“Oy, oy, oy, oy, es el equipo de Ramón”, gritan los hinchas de Lanús plagiando el canto impuesto ya varios años atrás por la gente de River, pero que en este 2007 representó acaso como nunca antes una verdadera cábala además de un grito de guerra en las tribunas del fútbol argentino. Aunque, sin dudas, no fue sólo por el éxito que acompañó recientemente a su versión sanlorencista que el pegadizo cántico terminó de convertirse durante el actual torneo en una especie de nuevo “himno granate”.
De hecho, ya desde bastante antes de la llegada de Ramón Díaz a San Lorenzo el pueblo de Lanús se desgañita sindicando al suyo como “el equipo de Ramón”. Son dos años, concretamente, los que el público “granate” lleva entonando el cantito, que no tardó en comenzar a escucharse fuerte en las tribunas de Arias y Guidi después de que, en noviembre de 2005, el club se quedara sin técnico para su Primera División por la renuncia al cargo de Néstor Gorosito.
Fue entonces que, dando pista en Primera a varios juveniles que conocía bien por el trabajo que hasta allí cumplía como coordinador de las inferiores, Ramón Cabrero comenzó a escribir un nuevo capítulo de un romance iniciado muchos años atrás.
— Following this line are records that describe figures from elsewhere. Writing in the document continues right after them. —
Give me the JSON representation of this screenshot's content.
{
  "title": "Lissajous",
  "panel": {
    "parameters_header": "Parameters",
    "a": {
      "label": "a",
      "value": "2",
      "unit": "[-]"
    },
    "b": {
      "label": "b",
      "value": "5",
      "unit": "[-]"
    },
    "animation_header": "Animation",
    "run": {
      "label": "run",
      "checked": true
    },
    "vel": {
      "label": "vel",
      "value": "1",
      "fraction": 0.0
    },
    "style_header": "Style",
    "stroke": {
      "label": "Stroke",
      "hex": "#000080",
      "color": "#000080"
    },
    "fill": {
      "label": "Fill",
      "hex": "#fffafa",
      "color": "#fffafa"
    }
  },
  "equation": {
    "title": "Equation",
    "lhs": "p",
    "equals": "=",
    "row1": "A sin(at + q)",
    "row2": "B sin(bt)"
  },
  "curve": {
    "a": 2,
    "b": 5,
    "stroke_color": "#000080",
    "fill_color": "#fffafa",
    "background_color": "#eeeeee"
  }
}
Porque, a esa altura, ya hacía mucho que Lanús era “el equipo de Ramón”. Por lo menos, para el propio “Ramonín”, como es conocido allá en el sur el DT desde que, hacia finales de la década del ’60, se asomara a la primera “granate” como un prometedor volante derecho.
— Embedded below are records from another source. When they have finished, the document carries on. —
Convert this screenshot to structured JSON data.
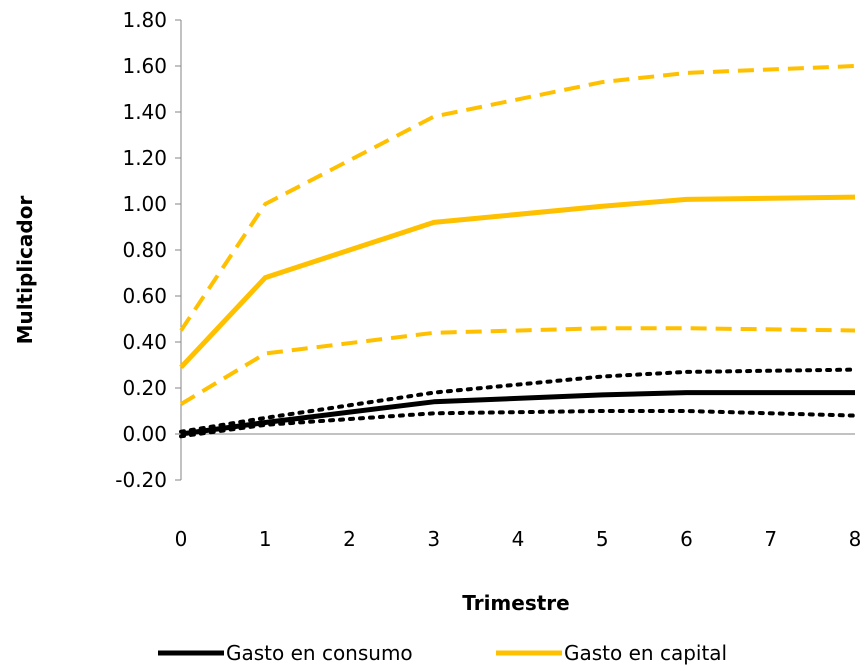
{
  "chart_data": {
    "type": "line",
    "xlabel": "Trimestre",
    "ylabel": "Multiplicador",
    "xlim": [
      0,
      8
    ],
    "ylim": [
      -0.2,
      1.8
    ],
    "x_ticks": [
      "0",
      "1",
      "2",
      "3",
      "4",
      "5",
      "6",
      "7",
      "8"
    ],
    "y_ticks": [
      "-0.20",
      "0.00",
      "0.20",
      "0.40",
      "0.60",
      "0.80",
      "1.00",
      "1.20",
      "1.40",
      "1.60",
      "1.80"
    ],
    "y_tick_values": [
      -0.2,
      0.0,
      0.2,
      0.4,
      0.6,
      0.8,
      1.0,
      1.2,
      1.4,
      1.6,
      1.8
    ],
    "x": [
      0,
      1,
      3,
      5,
      6,
      8
    ],
    "grid": false,
    "legend_position": "bottom",
    "series": [
      {
        "name": "Gasto en consumo",
        "color": "#000000",
        "style": "solid",
        "in_legend": true,
        "values": [
          0.0,
          0.05,
          0.14,
          0.17,
          0.18,
          0.18
        ]
      },
      {
        "name": "",
        "color": "#000000",
        "style": "dotted",
        "in_legend": false,
        "values": [
          0.01,
          0.07,
          0.18,
          0.25,
          0.27,
          0.28
        ]
      },
      {
        "name": "",
        "color": "#000000",
        "style": "dotted",
        "in_legend": false,
        "values": [
          -0.01,
          0.04,
          0.09,
          0.1,
          0.1,
          0.08
        ]
      },
      {
        "name": "Gasto en capital",
        "color": "#FFC000",
        "style": "solid",
        "in_legend": true,
        "values": [
          0.29,
          0.68,
          0.92,
          0.99,
          1.02,
          1.03
        ]
      },
      {
        "name": "",
        "color": "#FFC000",
        "style": "dashed",
        "in_legend": false,
        "values": [
          0.45,
          1.0,
          1.38,
          1.53,
          1.57,
          1.6
        ]
      },
      {
        "name": "",
        "color": "#FFC000",
        "style": "dashed",
        "in_legend": false,
        "values": [
          0.13,
          0.35,
          0.44,
          0.46,
          0.46,
          0.45
        ]
      }
    ]
  }
}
En realidad, la relación de Cabrero con Lanús se había iniciado en 1957, cuando orillando los 10 años de edad comenzaba a jugar en la prenovena del club. O incluso antes, dada la condición de “pibe del barrio” que adquiriera poco después de llegar al país desde su España natal con su familia en 1950, sin haber cumplido aún tres años.
Por eso, muchos lo conocían ya en la tribuna “granate” cuando, allá por 1967, apareció jugando por primera vez en el fútbol “grande” al lado de cracks con los que la entidad sureña no ganaba aún ningún título, pero dejaba boquiabierto a más de uno a fuerza de toques, triangulaciones y paredes.
Luego de ser parte de aquel gran equipo “granate” de fines de los ’60 en el que Angel Silva y Bernardo Acosta justificaban a pura pared su mote de “Los Albañiles”, en un ataque que también integraban hombres como Minitti, Pando y De Mario, Ramonín vivió la otra cara de la moneda al descender con su querido “grana” a la “B” en 1970. Para entonces, no obstante, su fútbol ya requería horizontes más altos, y fue así como, tras un breve paso por Newell’s en 1971, fue transferido al Atlético de Madrid, donde estuvo cuatro años.
También en España vistió más tarde las casacas del Elche y el Mallorca, hasta que a mediados de 1977 emprendió el regreso y apareció jugando el viejo Nacional de Primera para Independiente Rivadavia de Mendoza, donde poco más tarde comenzaría a desempeñarse como director técnico.
Ya en esa función, en 1984 volvió a “su” Lanús para intentar ascenderlo a Primera, en tiempos en que el club comenzaba a renacer luego de los años más oscuros de su historia. Si bien llegó a estar cerca de aquel objetivo, aquella vez no tuvo el éxito que buscaba, por lo que debió nuevamente buscar otros horizontes como el Deportivo Italiano al que sí condujo a un histórico ascenso a la categoría superior en 1986.
Sólo era cuestión de esperar unos años, no obstante, para que, más no fuera que como coordinador de las inferiores, Cabrero volviera al club que lo había visto nacer futbolísticamente. Y mucho menos tiempo aún iba a ser necesario para que, luego de su asunción como DT de emergencia al frente de la primera “granate” en reemplazo de Gorosito, el “oy, oy, oy, oy” comenzara a estallar en ese estadio en que el cemento reemplazaba ya en su totalidad a los tablones de sus épocas juveniles.
Como si de un designio mágico se tratara, efectivamente, el “efecto Cabrero” fue casi inmediato tanto en los campos de juego como en las tribunas, en las que los hinchas comenzaron a reeditar su viejo idilio con el DT en una clara muestra de identificación no sólo con el fútbol simple y vistoso que Lanús comenzó a mostrar, sino también con alguien a quien sabían bien “del club” y en el que por ende podían confiar sin temor a que los defraudara.
Así, con ese modo de conducirse basado en el respeto al jugador y a la pelota, Cabrero logró convertirse en dos años en símbolo ineludible de este Lanús que hoy es más que nunca “el equipo de Ramón”. Pero que en realidad siempre lo fue.